Monday, October 21, 2019, 10:40 am, Room A213

An LNE-INRiM collaboration is conducting proof-of-principle tests of a primary pressure standard operating at pressures 200 Pa< p < 20 kPa at temperatures 4.6 K < T < 5.8 K. The proposed standard is based on precise measurements of the microwave resonance frequencies of a quasi-spherical, helium-filled, superconducting cavity maintained at cryogenic temperatures. Ultimately, the accuracy of this standard will be competitive with the present standard at LNE over the whole pressure range. The proposed standard exploits 4 theoretical and technological advances: (1) recent ab-initio calculations of the microwave-frequency refractive index of helium n(p, T) near 6 K with an uncertainty corresponding to a relative pressure uncertainty u_r(p) < 1.10^-5 (at a 68% confidence level); (2) the commercial availability of cryogen-free, low-cost, pulsed-tube refrigerators, (3) the ability to manufacture superconducting microwave cavities with resonance quality factors on the order of 5 million (4) and the impending change of the SI that fixes the value of the Boltzmann constant, thereby reducing the uncertainty of thermodynamic temperature determinations in the cryogenic range.

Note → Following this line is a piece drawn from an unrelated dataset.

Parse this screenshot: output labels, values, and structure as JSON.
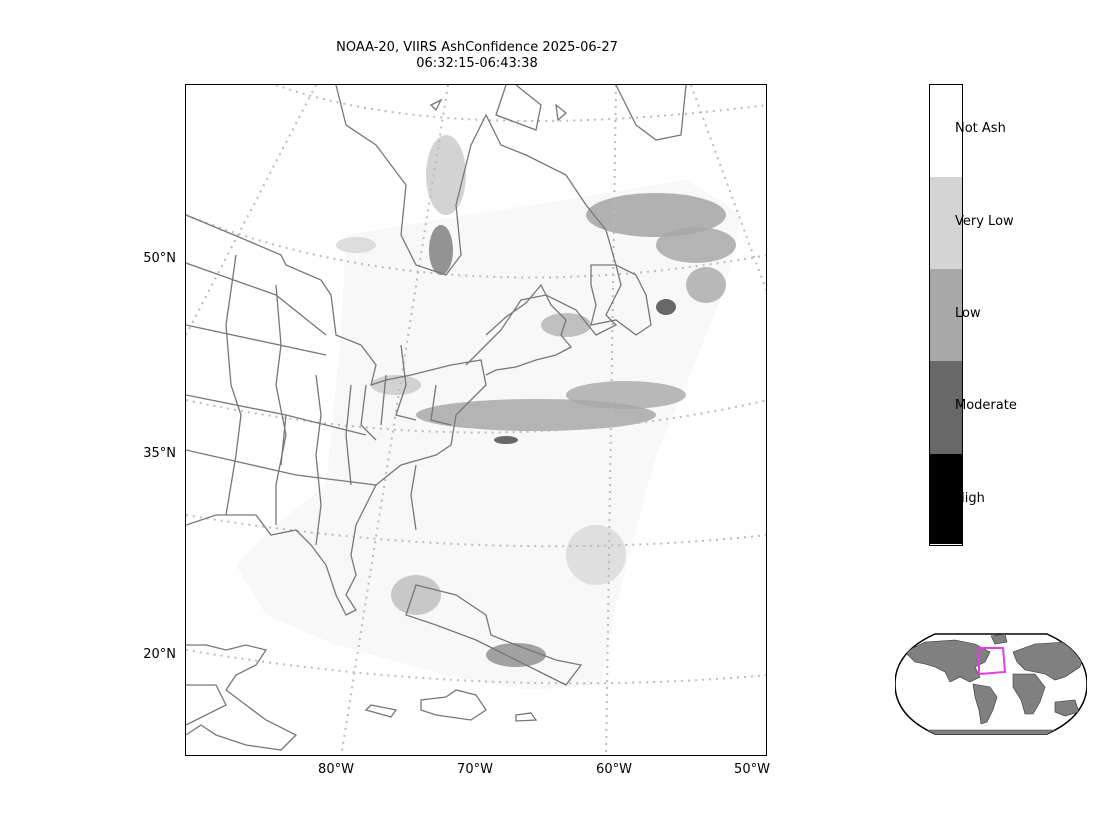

A crucial requirement for microwave pressure standards is maintaining the purity of the ⁴He sample under test. For the proposed standard, this is facilitated by cryogenic cold traps that effectively remove all impurities except ³He.

The first experimental result will be present with a 2.5 cm radius and with Nobium coated quasi sphere. A particular focus on the hydrostatic head correction and the thermomolecular effect will be presented during the presentation.